The Light I Kept On For You

We were never going to end gently.
I think some part of me knew it from the beginning. The way your presence felt less like sunlight and more like a storm. Beautiful. Unavoidable. The kind of thing you don’t outrun…you just stand there and let it find you.
And I did.
I let you find me in quiet moments and unfinished thoughts. I let you settle into the spaces where something softer should have lived. I mistook your distance for mystery and your inconsistency for depth. As if loving you was meant to feel like deciphering something ancient and half-forgotten.
But love is not meant to feel like guessing.
Still, I stayed.
I stayed the first time you chose something else over me, telling myself it was nothing. I stayed when plans unraveled at your hands like thread pulled too carelessly. I stayed when your absence began to feel more familiar than your presence.
And somewhere in all of that, I began to disappear.
Not all at once. Not in any way that could be easily named. Just slowly. Like a house left unattended, where the walls begin to crack and the air grows heavier with each passing day. I kept the lights on for you long after you stopped coming back.
You were never cruel.
That would have been easier.
Cruelty is sharp and undeniable.
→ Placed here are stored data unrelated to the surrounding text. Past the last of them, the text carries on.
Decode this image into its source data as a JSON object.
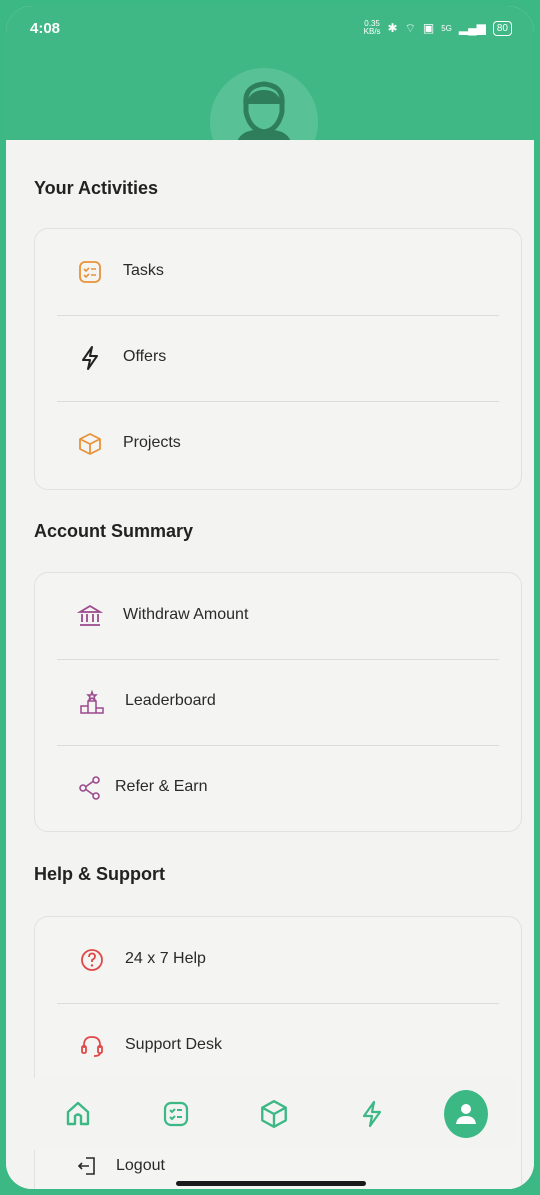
{
  "status_bar": {
    "time": "4:08",
    "net_speed_top": "0.35",
    "net_speed_bottom": "KB/s",
    "network": "5G",
    "battery": "80"
  },
  "sections": {
    "activities": {
      "title": "Your Activities",
      "items": [
        {
          "label": "Tasks",
          "icon": "checklist-icon"
        },
        {
          "label": "Offers",
          "icon": "lightning-icon"
        },
        {
          "label": "Projects",
          "icon": "box-icon"
        }
      ]
    },
    "account": {
      "title": "Account Summary",
      "items": [
        {
          "label": "Withdraw Amount",
          "icon": "bank-icon"
        },
        {
          "label": "Leaderboard",
          "icon": "podium-icon"
        },
        {
          "label": "Refer & Earn",
          "icon": "share-icon"
        }
      ]
    },
    "help": {
      "title": "Help & Support",
      "items": [
        {
          "label": "24 x 7 Help",
          "icon": "question-icon"
        },
        {
          "label": "Support Desk",
          "icon": "headset-icon"
        }
      ]
    }
  },
  "logout": {
    "label": "Logout",
    "icon": "logout-icon"
  },
  "bottom_nav": [
    "home-icon",
    "checklist-icon",
    "box-icon",
    "lightning-icon",
    "profile-icon"
  ],
  "colors": {
    "brand_green": "#40b886",
    "icon_orange": "#e8923a",
    "icon_purple": "#9b4a8c",
    "icon_red": "#e04848",
    "nav_green": "#3cb884"
  }
}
It leaves marks you can point to and say “There. That is where it broke.” But you were softer than that. You left in small ways. You chose other things, other people, other moments, again and again, until I was no longer where you returned to, only where you paused.
And I let you.
That is the tragedy of it.
Not that you left, but that I learned to wait for you anyway. That I reshaped myself around your absence, convincing myself that if I was patient enough, quiet enough, understanding enough, you would eventually choose me the way I had already chosen you.
But you never did.
And now I can feel something changing in me.
Not loudly. Not all at once. But steadily like the tide pulling back after holding the shore for too long. The place where love lived is growing colder, quieter, less forgiving. And I know, with a certainty that feels almost like grief, what comes next.
I am going to hate you.
Not today. Not even tomorrow.
But one day, I will wake up and realize that the warmth I held for you has turned into something else entirely. Something sharp. Something final. Not because I ever wanted to stop loving you but because loving you like this left no other ending.
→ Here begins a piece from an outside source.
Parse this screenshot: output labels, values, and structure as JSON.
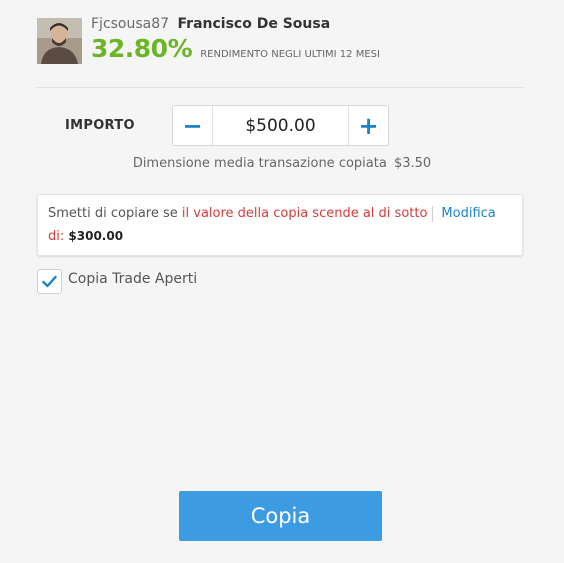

And that is what makes it unbearable.
Because I don’t want to hate you.
I wanted to keep you like candlelight. Flickering and fragile, but still beautiful. I wanted to believe that what we had was something worth enduring, something that would one day steady itself into something real.
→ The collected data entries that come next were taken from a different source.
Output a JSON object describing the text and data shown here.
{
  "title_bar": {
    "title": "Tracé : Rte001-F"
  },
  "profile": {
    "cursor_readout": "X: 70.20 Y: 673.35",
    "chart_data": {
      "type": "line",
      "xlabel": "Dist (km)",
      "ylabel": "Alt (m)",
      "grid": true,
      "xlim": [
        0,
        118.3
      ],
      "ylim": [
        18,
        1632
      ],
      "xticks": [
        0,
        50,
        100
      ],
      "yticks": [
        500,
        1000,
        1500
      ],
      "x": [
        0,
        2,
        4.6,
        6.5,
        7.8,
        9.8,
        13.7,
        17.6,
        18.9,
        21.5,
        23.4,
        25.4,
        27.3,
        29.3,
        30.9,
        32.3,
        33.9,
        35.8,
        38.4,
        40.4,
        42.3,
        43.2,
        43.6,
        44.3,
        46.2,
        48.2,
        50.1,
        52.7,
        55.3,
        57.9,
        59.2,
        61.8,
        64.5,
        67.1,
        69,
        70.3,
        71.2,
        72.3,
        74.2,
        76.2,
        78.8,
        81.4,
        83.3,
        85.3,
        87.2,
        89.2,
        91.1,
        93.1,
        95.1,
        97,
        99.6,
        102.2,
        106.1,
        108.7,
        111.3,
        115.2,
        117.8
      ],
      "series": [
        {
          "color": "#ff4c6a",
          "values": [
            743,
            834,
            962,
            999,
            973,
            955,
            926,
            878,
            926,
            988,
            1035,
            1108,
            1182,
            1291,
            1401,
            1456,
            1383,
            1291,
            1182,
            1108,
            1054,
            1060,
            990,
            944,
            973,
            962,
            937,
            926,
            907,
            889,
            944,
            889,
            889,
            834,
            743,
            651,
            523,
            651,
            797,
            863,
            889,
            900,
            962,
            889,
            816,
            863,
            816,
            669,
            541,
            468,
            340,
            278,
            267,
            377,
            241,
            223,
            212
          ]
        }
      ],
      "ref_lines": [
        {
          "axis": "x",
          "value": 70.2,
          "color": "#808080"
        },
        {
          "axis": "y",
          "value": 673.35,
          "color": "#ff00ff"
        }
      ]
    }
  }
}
Instead, it is becoming a ghost.
And you…..you were meant to haunt me.
Not as something I lost all at once, but as something I lost slowly, piece by piece, until there was nothing left to hold except the memory of how it once felt to hope.
If I had known this was how it would end, I still would have stayed.
That is the cruelest truth of all.
Because even now, standing in the ruins of it, I can still feel the echo of you. Some part of me, stubborn and aching, still wishes you had chosen me before I had to learn how to let you go.